Mansour Kamardine s'exprime sur le Confinement général et la crise sanitaire à Mayotte.

Mansour Kamardine s'exprime sur le Confinement général et la crise sanitaire à Mayotte.
Face à l’alarmante situation sanitaire que traverse Mayotte actuellement qui se caractérise par un taux d’incidence départemental supérieur à 400 (record national) avec des communes avec des taux supérieurs à 800 (record national), la multiplication par 9 du taux d’incidence (record national) en 1 mois, la multiplication par 15 du nombre de personnes en réanimation (record national) en 1 mois, la saturation des capacités de réanimation ordinaires (record national) en 1 mois, la multiplication par 12 du nombre des personnes hospitalisées (record national) en 1 mois, le gouvernement vient de décider d’un confinement général de Mayotte. C’est, à mon sens, prendre le risque de déclencher une grave crise sociale en plus de l’actuelle crise économique et crise sécuritaire que vit douloureusement Mayotte. C’est pourquoi, pour la 3ème fois depuis le début 2020, j’ai écrit au gouvernement pour lui demander de prendre des mesures efficaces afin de maîtriser l’épidémie et préserver la paix social à Mayotte.

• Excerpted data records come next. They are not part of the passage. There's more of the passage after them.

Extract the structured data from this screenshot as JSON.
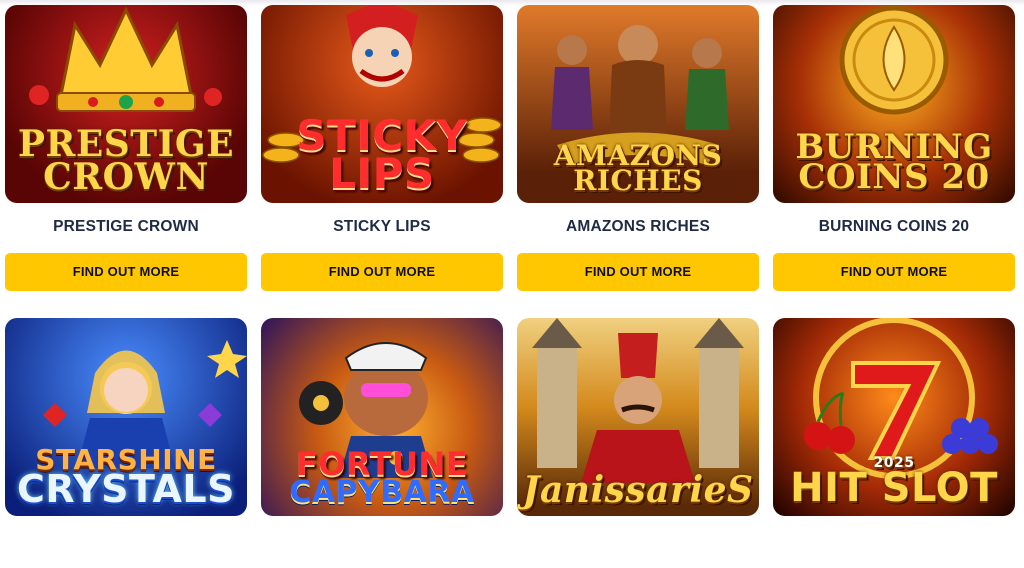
{
  "games": [
    {
      "title": "PRESTIGE CROWN",
      "button": "FIND OUT MORE",
      "logo": [
        "PRESTIGE",
        "CROWN"
      ],
      "bg": [
        "#b31212",
        "#5a0505"
      ],
      "accent": "#ffd54a"
    },
    {
      "title": "STICKY LIPS",
      "button": "FIND OUT MORE",
      "logo": [
        "STICKY",
        "LIPS"
      ],
      "bg": [
        "#d4380d",
        "#6b1300"
      ],
      "accent": "#ffcc33"
    },
    {
      "title": "AMAZONS RICHES",
      "button": "FIND OUT MORE",
      "logo": [
        "AMAZONS",
        "RICHES"
      ],
      "bg": [
        "#c7541a",
        "#4a1a08"
      ],
      "accent": "#ffd54a"
    },
    {
      "title": "BURNING COINS 20",
      "button": "FIND OUT MORE",
      "logo": [
        "BURNING",
        "COINS 20"
      ],
      "bg": [
        "#e0671a",
        "#4a1500"
      ],
      "accent": "#ffd54a"
    },
    {
      "title": "",
      "button": "",
      "logo": [
        "STARSHINE",
        "CRYSTALS"
      ],
      "bg": [
        "#2a6cf0",
        "#0b1f7a"
      ],
      "accent": "#ffd54a"
    },
    {
      "title": "",
      "button": "",
      "logo": [
        "FORTUNE",
        "CAPYBARA"
      ],
      "bg": [
        "#e86f12",
        "#3a1a55"
      ],
      "accent": "#ff3b3b"
    },
    {
      "title": "",
      "button": "",
      "logo": [
        "JanissarieS"
      ],
      "bg": [
        "#d48a1c",
        "#5a2a08"
      ],
      "accent": "#ffd54a"
    },
    {
      "title": "",
      "button": "",
      "logo": [
        "2025",
        "HIT SLOT"
      ],
      "bg": [
        "#c0390b",
        "#2a0600"
      ],
      "accent": "#ffd54a"
    }
  ]
}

En effet, le Député Mansour Kamardine adresse un courrier à Monsieur Olivier VERAN Ministre de la santé et des affaires sociales, Monsieur Gérald DARMANIN Ministre de l’Intérieur, Monsieur Sébastian LECORNU Ministre des Outre-mer Madame Florence PARLY Ministre des Armées, Monsieur Jean-Yves Le DRIAN Ministre de l’Europe et des Affaires Etrangères.
Objet : Demande d’accélération urgente et de vaccination générale des habitants de Mayotte qui le souhaitent, de renforcement immédiat des capacités du système de soin et de blocus des arrivées de kwassa plutôt qu’un confinement général inapplicable.
« Madame la Ministre, Messieurs les Ministres,
Mes courriers des 10 et du 19 janvier sollicitant une mobilisation générale à Mayotte pour maîtriser la situation sanitaire sont, à mon regret, restés sans réponse.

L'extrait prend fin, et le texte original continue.